Hepatitis C is a liver disease caused by the hepatitis C virus (HCV). Hepatitis C virus is one of the viruses (A, B, C, D, and E), which together account for the vast majority of cases of viral hepatitis all of which can attack and damage the liver. Widely viewed as one of the most serious of the five, the hepatitis C virus is spread primarily through contact with infected blood and can cause cirrhosis (irreversible and potentially fatal liver scarring), liver cancer, or liver failure.
HCV is a small, enveloped, single-stranded RNA virus of the family Flaviviridae which appears to have a narrow host range. Humans and chimpanzees are the only known species susceptible to infection, with both species developing similar disease. HCV is also organ specific. It only replicates in liver cells although it may be found in others.
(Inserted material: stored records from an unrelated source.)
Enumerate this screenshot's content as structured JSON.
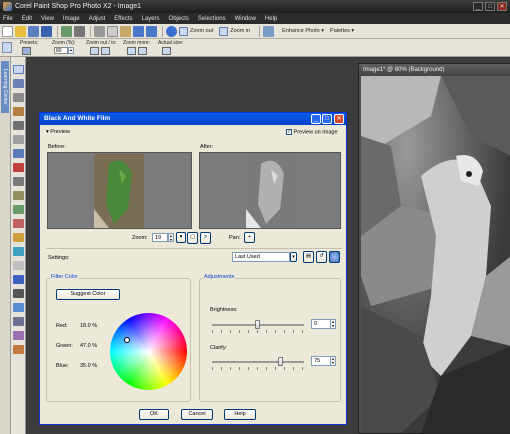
{
  "window": {
    "title": "Corel Paint Shop Pro Photo X2 - Image1"
  },
  "menu": [
    "File",
    "Edit",
    "View",
    "Image",
    "Adjust",
    "Effects",
    "Layers",
    "Objects",
    "Selections",
    "Window",
    "Help"
  ],
  "toolbar": {
    "zoom_out": "Zoom out",
    "zoom_in": "Zoom in",
    "enhance_photo": "Enhance Photo",
    "palettes": "Palettes"
  },
  "options_bar": {
    "presets_label": "Presets:",
    "zoom_pct_label": "Zoom (%):",
    "zoom_out_in_label": "Zoom out / in:",
    "zoom_more_label": "Zoom more:",
    "actual_size_label": "Actual size:",
    "zoom_value": "80"
  },
  "left_panel_tab": "Learning Center",
  "image_window": {
    "title": "Image1* @ 80% (Background)"
  },
  "dialog": {
    "title": "Black And White Film",
    "preview_toggle": "Preview",
    "preview_on_image": "Preview on Image",
    "before_label": "Before:",
    "after_label": "After:",
    "zoom_label": "Zoom:",
    "zoom_value": "19",
    "pan_label": "Pan:",
    "settings_label": "Settings:",
    "settings_value": "Last Used",
    "filter_color_title": "Filter Color",
    "suggest_color": "Suggest Color",
    "red_label": "Red:",
    "red_value": "18.0 %",
    "green_label": "Green:",
    "green_value": "47.0 %",
    "blue_label": "Blue:",
    "blue_value": "35.0 %",
    "adjustments_title": "Adjustments",
    "brightness_label": "Brightness:",
    "brightness_value": "0",
    "clarify_label": "Clarify:",
    "clarify_value": "75",
    "ok": "OK",
    "cancel": "Cancel",
    "help": "Help"
  }
}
The hepatitis C virus replicates inside its host every 7 to 9 hours and typically produces about 1 trillion viral copies per day. Because the virus mutates rapidly, changes in the envelope protein may help it evade the immune system, which in turn is probably related to the high propensity (80%) of inducing chronic infection. There are at least 6 major genotypes and more than 50 subtypes of HCV. The different genotypes have different geographic distributions. Genotypes 1a and 1b are the most common in North America and Europe. Genotypes 2 and 3 are present in only 10 to 20 percent of patients. There is little difference in the severity of disease or outcome of patients infected with different genotypes. However, patients with genotypes 2 and 3 are more likely to respond to alpha interferon treatment.
Globally, an estimated 170 million persons are chronically infected with HCV and 3 to 4 million persons are newly infected each year.